Their belief in obeah—a kind of necromancy—persists. When I arrived at the sister island of Nevis, my hosts and I were met on the wharf by their cook in a state of near-collapse. The child of a neighbour had been drowned in her daughter’s company, and the neighbour had had obeah put on her. She must return at once, she insisted, to Antigua, the island of her birth, to seek protection. Next morning we woke to find white feathers scattered high over the window netting and in a semicircle round the steps. Later the dogs discovered a neatly dismembered duck with the head and carcass missing. We presumed it was counter-obeah, placed there by the gardeners now the cook had gone.
Antigua has no local handicrafts, no wood carving, and no weaving; but such
local eccentricities provide ample recompense. You are in another world there.

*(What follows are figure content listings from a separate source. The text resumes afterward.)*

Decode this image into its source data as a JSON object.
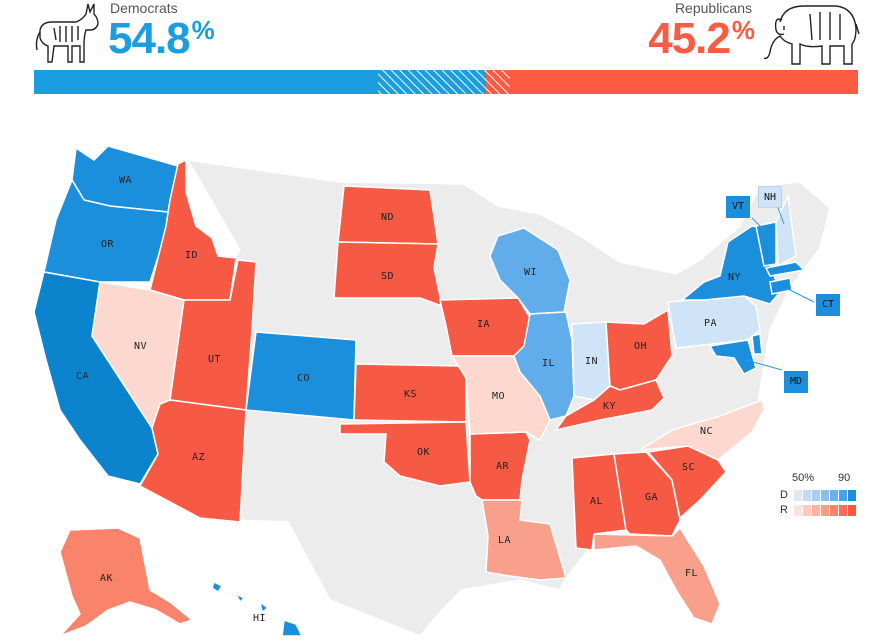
{
  "header": {
    "dem": {
      "label": "Democrats",
      "value": "54.8",
      "unit": "%"
    },
    "rep": {
      "label": "Republicans",
      "value": "45.2",
      "unit": "%"
    }
  },
  "bar": {
    "dem_share": 0.548,
    "rep_share": 0.452,
    "dem_color": "#1b9ee0",
    "rep_color": "#fb5a43"
  },
  "states": {
    "WA": "WA",
    "OR": "OR",
    "CA": "CA",
    "ID": "ID",
    "NV": "NV",
    "UT": "UT",
    "AZ": "AZ",
    "CO": "CO",
    "ND": "ND",
    "SD": "SD",
    "KS": "KS",
    "OK": "OK",
    "AR": "AR",
    "LA": "LA",
    "IA": "IA",
    "MO": "MO",
    "WI": "WI",
    "IL": "IL",
    "IN": "IN",
    "OH": "OH",
    "KY": "KY",
    "AL": "AL",
    "GA": "GA",
    "SC": "SC",
    "NC": "NC",
    "FL": "FL",
    "PA": "PA",
    "NY": "NY",
    "AK": "AK",
    "HI": "HI"
  },
  "callouts": {
    "VT": "VT",
    "NH": "NH",
    "CT": "CT",
    "MD": "MD"
  },
  "legend": {
    "min_label": "50%",
    "max_label": "90",
    "dem_row": "D",
    "rep_row": "R",
    "dem_scale": [
      "#dbe9f7",
      "#c3dcf4",
      "#a9cdf0",
      "#8cbeec",
      "#6cb0ea",
      "#47a2e7",
      "#1e8fdd"
    ],
    "rep_scale": [
      "#fde1da",
      "#fccbbf",
      "#fbb3a3",
      "#fa9b86",
      "#f9836b",
      "#f86d53",
      "#f65a42"
    ]
  },
  "colors": {
    "dem_strong": "#1b8fdb",
    "dem_mid": "#3399e6",
    "dem_light": "#61acea",
    "dem_pale": "#cfe4f7",
    "rep_strong": "#f65a44",
    "rep_light": "#f9a08c",
    "rep_pale": "#fdd8cf",
    "no_data": "#ececec"
  }
}
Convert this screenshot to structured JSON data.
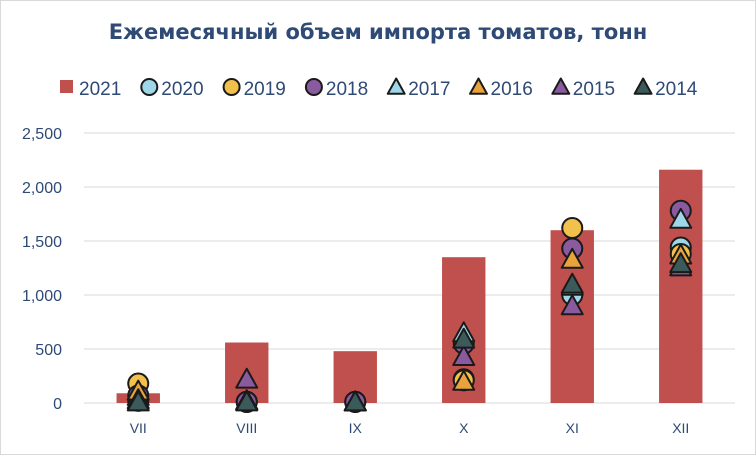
{
  "chart_data": {
    "type": "bar",
    "title": "Ежемесячный объем импорта томатов, тонн",
    "xlabel": "",
    "ylabel": "",
    "categories": [
      "VII",
      "VIII",
      "IX",
      "X",
      "XI",
      "XII"
    ],
    "ylim": [
      0,
      2500
    ],
    "yticks": [
      0,
      500,
      1000,
      1500,
      2000,
      2500
    ],
    "ytick_labels": [
      "0",
      "500",
      "1,000",
      "1,500",
      "2,000",
      "2,500"
    ],
    "grid": true,
    "legend_position": "top",
    "series": [
      {
        "name": "2021",
        "kind": "bar",
        "color": "#c0504d",
        "values": [
          90,
          560,
          480,
          1350,
          1600,
          2160
        ]
      },
      {
        "name": "2020",
        "kind": "marker",
        "marker": "circle",
        "color": "#9dd7e8",
        "values": [
          20,
          10,
          10,
          220,
          1000,
          1440
        ]
      },
      {
        "name": "2019",
        "kind": "marker",
        "marker": "circle",
        "color": "#f2c14b",
        "values": [
          180,
          10,
          10,
          210,
          1620,
          1380
        ]
      },
      {
        "name": "2018",
        "kind": "marker",
        "marker": "circle",
        "color": "#8a5a9e",
        "values": [
          70,
          10,
          10,
          550,
          1430,
          1780
        ]
      },
      {
        "name": "2017",
        "kind": "marker",
        "marker": "triangle",
        "color": "#9dd7e8",
        "values": [
          60,
          20,
          10,
          650,
          1080,
          1700
        ]
      },
      {
        "name": "2016",
        "kind": "marker",
        "marker": "triangle",
        "color": "#e8a33c",
        "values": [
          110,
          20,
          10,
          200,
          1330,
          1370
        ]
      },
      {
        "name": "2015",
        "kind": "marker",
        "marker": "triangle",
        "color": "#8a5a9e",
        "values": [
          30,
          220,
          10,
          430,
          900,
          1260
        ]
      },
      {
        "name": "2014",
        "kind": "marker",
        "marker": "triangle",
        "color": "#3c5a5a",
        "values": [
          10,
          10,
          10,
          590,
          1100,
          1290
        ]
      }
    ]
  }
}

There are no obvious snags about Antigua. The climate is dry; there is none of the humidity nor are there any of the maladies that are expected in the tropics. The temperature rarely rises above eighty-five degrees. Mosquito-nets are in general use; but you are not worried when you sit on a veranda in the evening. A trade wind is blowing and you need a jacket. There is no malaria. I have never heard of a white man catching elephantiasis —that plague of the South Seas. There is no regular wet season; there is a slight danger of hurricanes between late August and early October, but Antigua has an all-round climate. Hotels charge tourist-season rates from Christmas to the end of April, not because conditions are pleasanter then but because that is the time when Americans, Canadians, and English are anxious to escape from their own unpleasant climates. Antigua is pleasanter in June than it is in February.
It is accessible: in 1940, as part of the exchange treaty for fifty battleships, a section of the coast was ceded to the U.S.A. on a ninety-nine years’ lease as an army and navy base. The troops have departed now but they have left as a hostage an excellent airfield which serves as a main junction for P. A.A. and B.W.I.A. (British West Indian Airways). Antigua is an easy overnight journey from New York and is the jumping-off stage for an entire area.
There is no lack of accommodation for the visitor. Near the airport and on the shore has been built a modern hotel—The Beach—with showers and toilets in every room. In St. John’s1 a member of the Plantocracy operates in the Kensington Hotel, a fine colonial house with a quiet garden. His wife, a French Creole from Martinique has introduced a Latin flavour into the cuisine.
One does not associate provincial England with inspired cooking, and colonies tend to reproduce the characteristics of the mother country. But you can eat as well in Antigua as anywhere in the Caribbean. There are no special delicacies, no dishes that you can get nowhere else, but the fresh fruit and vegetables that are imported from Dominica and Montserrat have a flavour that canned commodities inevitably lack.